ではなぜ人類は劣化したのかと言えば、大量消費社会の果てにある地域共同体の崩壊をぬきにしては語れない。両者は互いに因であり果でもあると考えられる。話は変わるが、阪神大震災の頃から防災関係の専門家によって「自助、共助、公助」といった提言がなされるようになった。つまり大きな災害の時には公の力も限界があるので、それぞれの近隣での自助、共助こそが犠牲者を少なくすることにつながる。災害はないに越したことはないけれども、日頃からの自助、共助、つまり小さな自己犠牲や手間を提供しあうことこそが、昔ほどは窮屈でない、ゆるやかな共同体を復活させ、福祉を始め、育児や介護などにまつわる諸問題の解決への糸口にもなろうと考えられるのである。
冒頭の話に戻ると、私が呆然としたのは母親の言葉のせいばかりではない。事態の展開つまり母子と若者3者の反応があまりに予想外であったためである。子供が無事だったのは何よりだが、初老に属する私の予想では子供が恐怖と安堵に泣き、若者が「大丈夫ですか」と駆け寄り、母親が子供をなぐさめながら「いいえ、こちらこそ」といった展開であったのだが、それはもはや「三丁目の夕日」の時代のできごとなのかもしれない。となると私は異世界を前にして傍観者であるほかはなくなるのだ。

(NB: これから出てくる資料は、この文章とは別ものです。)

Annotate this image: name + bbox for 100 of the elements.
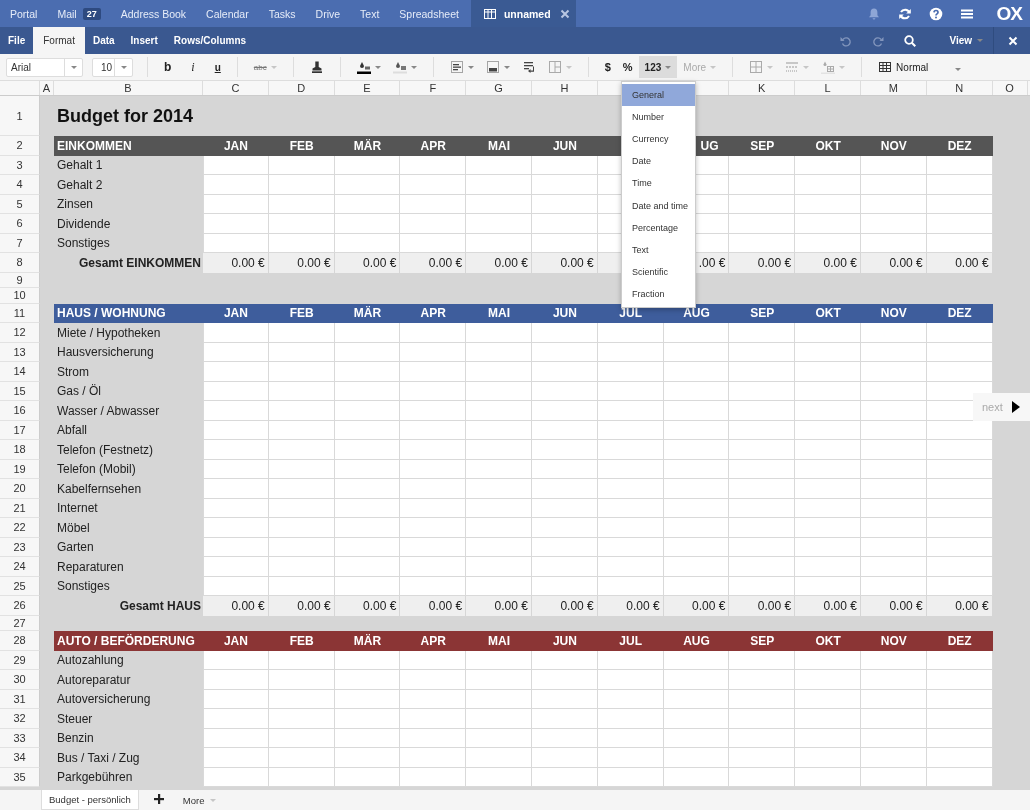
table-cell <box>597 709 664 729</box>
border-color-icon[interactable] <box>821 60 836 74</box>
menu-item[interactable]: Date and time <box>622 194 695 217</box>
total-cell: 0.00 € <box>268 596 335 616</box>
app-tab[interactable]: Portal <box>0 0 48 27</box>
menu-item[interactable]: Time <box>622 172 695 195</box>
table-cell <box>400 194 467 214</box>
menu-tab[interactable]: Insert <box>122 27 166 54</box>
table-cell <box>795 576 861 596</box>
table-cell <box>466 194 532 214</box>
sheet-tab[interactable]: Budget - persönlich <box>41 790 139 810</box>
underline-button[interactable]: u <box>208 56 227 78</box>
row-number: 23 <box>0 537 40 557</box>
table-cell <box>466 728 532 748</box>
help-icon[interactable] <box>928 6 943 21</box>
table-cell <box>203 728 269 748</box>
table-cell <box>729 214 796 234</box>
app-tab[interactable]: Tasks <box>258 0 306 27</box>
refresh-icon[interactable] <box>897 6 912 21</box>
table-cell <box>466 401 532 421</box>
grid-icon <box>482 6 497 21</box>
table-cell <box>466 518 532 538</box>
menu-tab[interactable]: Data <box>84 27 123 54</box>
app-tab[interactable]: Address Book <box>110 0 197 27</box>
table-cell <box>400 175 467 195</box>
month-label: SEP <box>749 138 776 153</box>
row-label: Miete / Hypotheken <box>56 324 162 342</box>
app-tab[interactable]: Drive <box>305 0 351 27</box>
app-tab[interactable]: Text <box>350 0 390 27</box>
row-number: 30 <box>0 670 40 690</box>
table-cell <box>268 479 335 499</box>
table-cell <box>795 537 861 557</box>
number-format-button[interactable]: 123 <box>638 56 678 78</box>
row-label: Kabelfernsehen <box>56 480 143 498</box>
caret-icon <box>767 65 774 69</box>
menu-item[interactable]: General <box>622 84 695 107</box>
menu-item[interactable]: Percentage <box>622 216 695 239</box>
table-cell <box>795 420 861 440</box>
caret-icon <box>503 65 510 69</box>
table-cell <box>203 498 269 518</box>
table-cell <box>466 155 532 175</box>
document-tab[interactable]: unnamed <box>470 0 576 27</box>
row-number: 14 <box>0 362 40 382</box>
menu-item[interactable]: Currency <box>622 128 695 151</box>
font-select[interactable]: Arial <box>6 57 83 77</box>
currency-button[interactable]: $ <box>598 56 617 78</box>
menu-item[interactable]: Date <box>622 150 695 173</box>
table-cell <box>334 518 401 538</box>
menu-tab[interactable]: Format <box>33 27 85 54</box>
row-number: 32 <box>0 709 40 729</box>
table-cell <box>729 748 796 768</box>
table-cell <box>795 728 861 748</box>
italic-button[interactable]: i <box>185 56 201 78</box>
search-icon[interactable] <box>903 33 918 48</box>
app-tab[interactable]: Calendar <box>196 0 259 27</box>
caret-icon <box>565 65 572 69</box>
text-color-icon[interactable] <box>356 60 371 74</box>
table-cell <box>926 670 993 690</box>
month-label: SEP <box>749 306 776 321</box>
app-tab[interactable]: Spreadsheet <box>389 0 469 27</box>
table-cell <box>203 342 269 362</box>
wrap-text-icon[interactable] <box>521 60 536 74</box>
table-cell <box>795 748 861 768</box>
month-label: MAI <box>487 633 512 648</box>
table-cell <box>860 362 927 382</box>
row-number: 19 <box>0 459 40 479</box>
more-sheets-button[interactable]: More <box>176 790 222 810</box>
table-cell <box>203 709 269 729</box>
merge-cells-icon[interactable] <box>547 60 562 74</box>
cell-style-select[interactable]: Normal <box>872 56 968 78</box>
month-label: APR <box>419 633 447 648</box>
table-cell <box>268 557 335 577</box>
menu-item[interactable]: Number <box>622 106 695 129</box>
table-cell <box>729 479 796 499</box>
align-icon[interactable] <box>485 60 500 74</box>
fill-color-icon[interactable] <box>392 60 407 74</box>
menu-item[interactable]: Fraction <box>622 282 695 305</box>
strikethrough-button[interactable]: abc <box>247 56 283 78</box>
size-select[interactable]: 10 <box>92 57 133 77</box>
month-label: JAN <box>222 633 249 648</box>
menu-tab[interactable]: File <box>0 27 34 54</box>
table-cell <box>466 175 532 195</box>
align-icon[interactable] <box>449 60 464 74</box>
menu-tab[interactable]: Rows/Columns <box>165 27 255 54</box>
table-cell <box>729 709 796 729</box>
table-cell <box>532 440 598 460</box>
stamp-icon[interactable] <box>309 60 324 74</box>
table-cell <box>400 381 467 401</box>
bold-button[interactable]: b <box>158 56 178 78</box>
column-letter: N <box>926 81 993 95</box>
view-menu-button[interactable]: View <box>935 35 993 46</box>
table-cell <box>795 323 861 343</box>
row-number: 22 <box>0 518 40 538</box>
table-cell <box>663 440 730 460</box>
add-icon[interactable] <box>153 793 164 807</box>
table-cell <box>795 381 861 401</box>
caret-icon <box>374 65 381 69</box>
table-cell <box>466 498 532 518</box>
percent-button[interactable]: % <box>616 56 639 78</box>
app-tab[interactable]: Mail 27 <box>47 0 111 27</box>
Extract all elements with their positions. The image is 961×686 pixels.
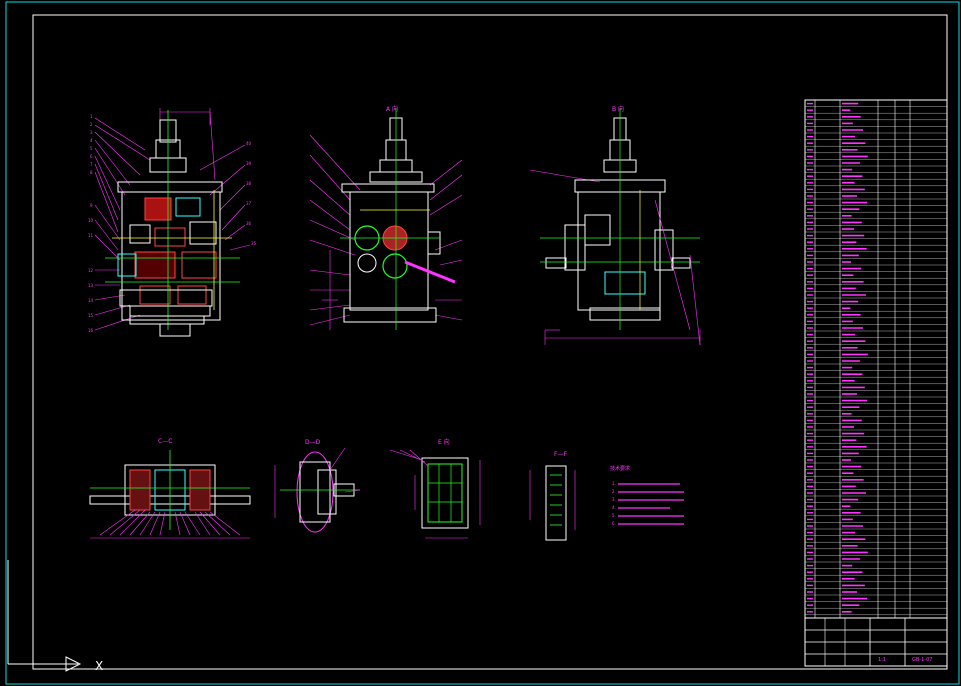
svg-text:4: 4 xyxy=(90,138,93,143)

彼ら、少なくとも大人2人は自分が責任を問われずに安泰であることしか考えず、他者との関わり合いを避けたいと思っている。「100年に一度の不況」と言われる世情のためもあるのか、母親の心には全くゆとりがなく、若者もまたlost generationとして何らかの葛藤もあるのだろう。そしてこの男の子には夕暮れの線路ぞいを泣きながら走る、芥川龍之介の「トロッコ」の主人公(同年代)が対比される。この先、この母親がもう少し長男に目配りしながらゆっくり進むこと、若者と男の子が交差点の危険を学び取ること、そして何よりも泣くことさえ忘れた子供の心に母親を含めての人間への不信が根付かないことを願うばかりである。